Molti, grigi, anni fa.
Così, questa è la mia storia. E quando la settimana scorsa ho incontrato nuovamente sulla mia strada quell'antico pacchetto di sigarette che avevo gettato il primo giorno, ho saputo di essere vicino al portone.
E ti ho incontrato.
No, non cercare di andartene, è inutile. Non ci sono finestre e non esiste modo di tornare all'ingresso. Non sai quante volte ci ho provato io stesso, quando come te ero fresco di assunzione. E hai già scoperto che il tuo cellulare non può raggiungere nessuno.
Rassegnati, piuttosto, e cerca di familiarizzarti con l'ambiente. Ti ho mai raccontato di quell'uomo che non si era voluto rassegnare?

5 commenti:

Fed Zeppelin ha detto...

Oddio Sauron, ho la pelle d'oca.
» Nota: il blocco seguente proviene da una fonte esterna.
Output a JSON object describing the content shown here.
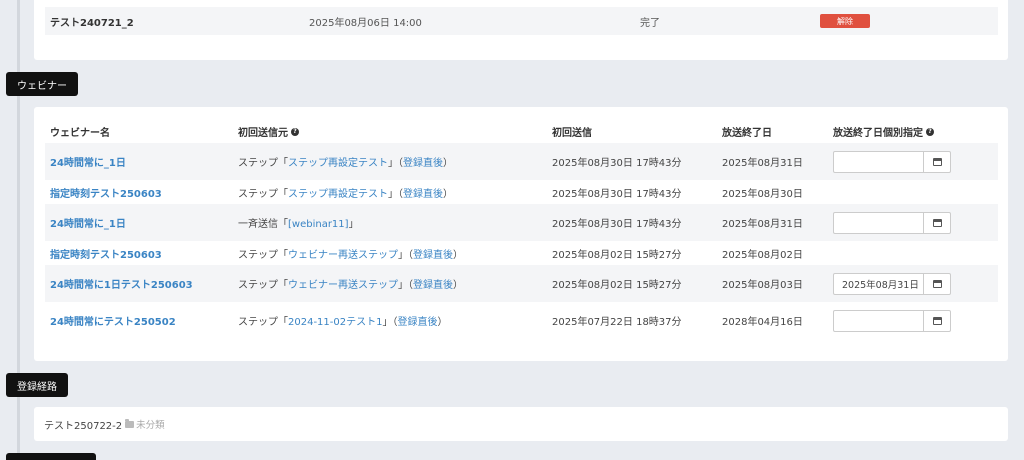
{
  "top_card": {
    "row": {
      "name": "テスト240721_2",
      "date": "2025年08月06日 14:00",
      "status": "完了",
      "button": "解除"
    }
  },
  "webinar_section": {
    "label": "ウェビナー",
    "headers": {
      "name": "ウェビナー名",
      "source": "初回送信元",
      "first_send": "初回送信",
      "end_date": "放送終了日",
      "end_override": "放送終了日個別指定"
    },
    "rows": [
      {
        "name": "24時間常に_1日",
        "src_prefix": "ステップ「",
        "src_link": "ステップ再設定テスト",
        "src_mid": "」（",
        "src_link2": "登録直後",
        "src_suffix": "）",
        "first_send": "2025年08月30日 17時43分",
        "end_date": "2025年08月31日",
        "has_input": true,
        "input_value": ""
      },
      {
        "name": "指定時刻テスト250603",
        "src_prefix": "ステップ「",
        "src_link": "ステップ再設定テスト",
        "src_mid": "」（",
        "src_link2": "登録直後",
        "src_suffix": "）",
        "first_send": "2025年08月30日 17時43分",
        "end_date": "2025年08月30日",
        "has_input": false,
        "input_value": ""
      },
      {
        "name": "24時間常に_1日",
        "src_prefix": "一斉送信「",
        "src_link": "[webinar11]",
        "src_mid": "」",
        "src_link2": "",
        "src_suffix": "",
        "first_send": "2025年08月30日 17時43分",
        "end_date": "2025年08月31日",
        "has_input": true,
        "input_value": ""
      },
      {
        "name": "指定時刻テスト250603",
        "src_prefix": "ステップ「",
        "src_link": "ウェビナー再送ステップ",
        "src_mid": "」（",
        "src_link2": "登録直後",
        "src_suffix": "）",
        "first_send": "2025年08月02日 15時27分",
        "end_date": "2025年08月02日",
        "has_input": false,
        "input_value": ""
      },
      {
        "name": "24時間常に1日テスト250603",
        "src_prefix": "ステップ「",
        "src_link": "ウェビナー再送ステップ",
        "src_mid": "」（",
        "src_link2": "登録直後",
        "src_suffix": "）",
        "first_send": "2025年08月02日 15時27分",
        "end_date": "2025年08月03日",
        "has_input": true,
        "input_value": "2025年08月31日"
      },
      {
        "name": "24時間常にテスト250502",
        "src_prefix": "ステップ「",
        "src_link": "2024-11-02テスト1",
        "src_mid": "」（",
        "src_link2": "登録直後",
        "src_suffix": "）",
        "first_send": "2025年07月22日 18時37分",
        "end_date": "2028年04月16日",
        "has_input": true,
        "input_value": ""
      }
    ]
  },
  "route_section": {
    "label": "登録経路",
    "name": "テスト250722-2",
    "category": "未分類"
  },
  "icons": {
    "help": "question-circle-icon",
    "calendar": "calendar-icon",
    "folder": "folder-icon"
  },
  "colors": {
    "link": "#3a84c4",
    "danger": "#e0503f",
    "label_bg": "#111111"
  }
}
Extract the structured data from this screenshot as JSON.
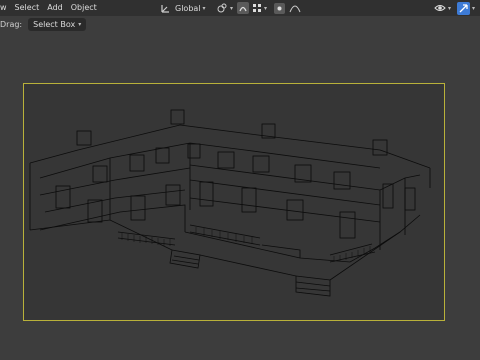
{
  "header": {
    "menus": [
      "w",
      "Select",
      "Add",
      "Object"
    ],
    "transform_orientation": "Global"
  },
  "toolbar": {
    "drag_label": "Drag:",
    "select_mode": "Select Box"
  },
  "colors": {
    "header_bg": "#303030",
    "viewport_bg": "#3d3d3d",
    "camera_frame": "#b9b13a",
    "wireframe": "#0c0c0c",
    "active_blue": "#3d7bd6"
  },
  "icons": [
    "orientation-icon",
    "snap-icon",
    "proportional-edit-icon",
    "pivot-icon",
    "overlay-icon",
    "gizmo-icon"
  ]
}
È estremamente angosciante.
Veramente bello!!!!

Mirtillangela ha detto...

Mi associo a Fed, questo racconto è da pelle d'oca.
Ebbravo Sauron!

sauron era un bravo artigiano ha detto...

Caspita, grazie!

Il Coniglio Mannaro ha detto...

Non posso che concordare: i miei complimenti! Triste e inquietante, ma molto bello.

sauron era un bravo artigiano ha detto...

Grazie, Mat.

Potete immaginare che voglia avevo di andare al colloquio il giorno dopo :))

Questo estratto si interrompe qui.